Sauf que là, j’ai oublié un point clé, l’importance de se fixer des objectifs réalisables. C’est à dire des objectifs que toi avec ton cerveau, tes 2 mimines, ton temps, tes sous et ton énergie vous pourrez remplir pour de vrai dans le temps imparti). Durant mes études, j’ai abordé la méthodologie SMART (que j’ai redécouverte grâce à la bloggueuse La Vie En Plus Jolie) pour se fixer des objectifs : Spécifiques, Mesurables, Acceptables, Réalistes, Temporellement défini. J’avais oublié le R donc ça rend vachement moins SMART là (Pour Shakespeare, Smart, ça veut dire intelligent).

Je vais être honnête avec toi, quand tu n’arrives pas à atteindre entièrement tes objectifs, ça fait mal au coeur d’entrepreneur. Tu te remets en question parce qu’en entreprenant, petit à petit, t’essaies de transformer les gadins en apprentissages. Sauf que tu vois mon cerveau, avant de se dire, Sarah, t’as peut-être été un poilou trop emballée sur la définition de tes objectifs (surtout que t’as décidé de prendre un job en parallèle de ton projet), il part sur autre chose. Bien entendu, je veux parler du soyeux sentiment : je n’ai pas travaillé assez ! L’autofallgelation ça tient chaud l’hiver tu sais.

“Entre les success stories entrepreneuriales mal racontées qui prennent un peu trop de place dans les médias et les réseaux sociaux qui te servent qu’un morceau très rose poudré de l’entrepreneuriat, c’est pas facile de prendre du recul.”

Dans mes papotages entrepreneuriaux, j’ai dégoté encore une explication pertinente pour ce merveilleux sentiment : l’impression de ne pas être un assez bon entrepreneur (que les autres hein, on a bien compris ce que ça voulait dire). C’est qu’entre les success stories entrepreneuriales mal racontées qui prennent un peu trop de place dans les médias et les réseaux sociaux qui te servent qu’un morceau très rose poudré de l’entrepreneuriat, c’est pas facile de prendre du recul.

D’ailleurs, on en avait parlé dans une newsletter que j’ai particulièrement aimé écrire parce que j’ai clairement mené une auto-thérapie en la rédigeant : “et si j’arrêtais de penser que j’entreprends moins bien les autres ?”. Je sais, ça parait fou comme ça, mais ça vaudrait quand même le coup d’au moins se pencher sur le concept.

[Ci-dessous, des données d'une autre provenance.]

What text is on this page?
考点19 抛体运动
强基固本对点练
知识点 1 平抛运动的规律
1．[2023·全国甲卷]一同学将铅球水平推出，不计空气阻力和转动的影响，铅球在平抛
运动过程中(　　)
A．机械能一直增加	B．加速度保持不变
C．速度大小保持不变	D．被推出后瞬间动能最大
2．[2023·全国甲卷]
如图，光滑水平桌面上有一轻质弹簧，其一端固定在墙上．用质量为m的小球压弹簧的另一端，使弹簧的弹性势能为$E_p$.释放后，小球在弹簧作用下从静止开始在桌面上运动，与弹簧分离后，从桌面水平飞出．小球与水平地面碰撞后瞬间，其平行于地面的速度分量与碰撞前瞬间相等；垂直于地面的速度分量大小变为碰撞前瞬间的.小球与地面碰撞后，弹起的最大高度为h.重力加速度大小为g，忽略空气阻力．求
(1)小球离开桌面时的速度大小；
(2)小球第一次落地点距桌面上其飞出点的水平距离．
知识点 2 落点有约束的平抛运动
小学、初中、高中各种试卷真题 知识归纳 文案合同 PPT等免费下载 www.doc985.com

Alors, je te laisse relire cette newsletter, mais en gros, ce que je te conseillais c’était de prendre soin de ta confiance en toi en réalisant à quel point tu faisais plein de choses bien dans ton aventure entrepreneuriale. Aussi, je te racontais à quel point il était temps de faire un peu le tri dans ses abonnements instagram et d’aller embrasser la vraie vie en allant papoter avec de vrais bons potes entrepreneurs (comme ça c’est passé pendant le Meetup Créaia Magazine x La Vraie Dose de ce jeudi #placementdeproduiiiiiit).

Il y en aurait encore plein, des explications à cette fichue impression de ne pas travailler assez et elles mériteraient chacune une lettre attitrée : la nécessite financière de voir son entreprise devenir rapidement rentable, la pression de l'entourage, des difficultés à s'organiser... On va également avancer sur tous ces sujets ensemble hein ?!

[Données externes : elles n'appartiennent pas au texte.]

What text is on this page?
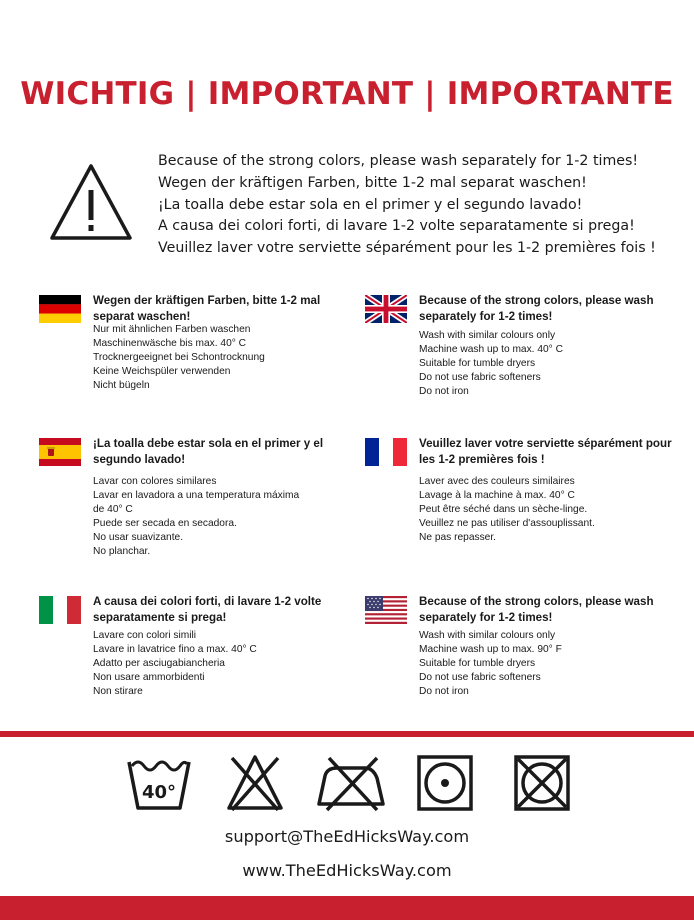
WICHTIG | IMPORTANT | IMPORTANTE
Because of the strong colors, please wash separately for 1-2 times!
Wegen der kräftigen Farben, bitte 1-2 mal separat waschen!
¡La toalla debe estar sola en el primer y el segundo lavado!
A causa dei colori forti, di lavare 1-2 volte separatamente si prega!
Veuillez laver votre serviette séparément pour les 1-2 premières fois !
Wegen der kräftigen Farben, bitte 1-2 mal separat waschen!
Nur mit ähnlichen Farben waschen
Maschinenwäsche bis max. 40° C
Trocknergeeignet bei Schontrocknung
Keine Weichspüler verwenden
Nicht bügeln
Because of the strong colors, please wash separately for 1-2 times!
Wash with similar colours only
Machine wash up to max. 40° C
Suitable for tumble dryers
Do not use fabric softeners
Do not iron
¡La toalla debe estar sola en el primer y el segundo lavado!
Lavar con colores similares
Lavar en lavadora a una temperatura máxima
de 40° C
Puede ser secada en secadora.
No usar suavizante.
No planchar.
Veuillez laver votre serviette séparément pour les 1-2 premières fois !
Laver avec des couleurs similaires
Lavage à la machine à max. 40° C
Peut être séché dans un sèche-linge.
Veuillez ne pas utiliser d'assouplissant.
Ne pas repasser.
A causa dei colori forti, di lavare 1-2 volte separatamente si prega!
Lavare con colori simili
Lavare in lavatrice fino a max. 40° C
Adatto per asciugabiancheria
Non usare ammorbidenti
Non stirare
Because of the strong colors, please wash separately for 1-2 times!
Wash with similar colours only
Machine wash up to max. 90° F
Suitable for tumble dryers
Do not use fabric softeners
Do not iron
40°
support@TheEdHicksWay.com
www.TheEdHicksWay.com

💪 Ton challenge de la semaine : réaliser ta première To-do inversée !💪 

Alors, là au dessus, je t’ai donné plein de pistes pour arrêter d’autoflageller (je pense que l’auto satisfaction tient aussi très chaud en hiver finalement), mais plutôt long terme. En gros, pour te résumer le tout :

  • commencer par un soupçon d’indulgence vis-à-vis de soi même

  • ajouter une dose d’objectifs réalisables donc bons pour le moral quand ils se remplissent

  • saupoudrer le tout de vrais papotages entrepreneuriaux pour réaliser que nan vraiment t’es pas moins quiche que les autres

Aujourd’hui, je voulais te proposer un challenge que tu peux faire là maintenant tout de suite pour recevoir ta vraie dose d’énergie entrepreneuriale (c’est un peu la punchline de la newsletter quand même). Et ce challenge, tu le dois à une de mes lumineuses rencontres de la semaine : Laura Gatto, entrepreneure en pleine reconversion pour devenir coach !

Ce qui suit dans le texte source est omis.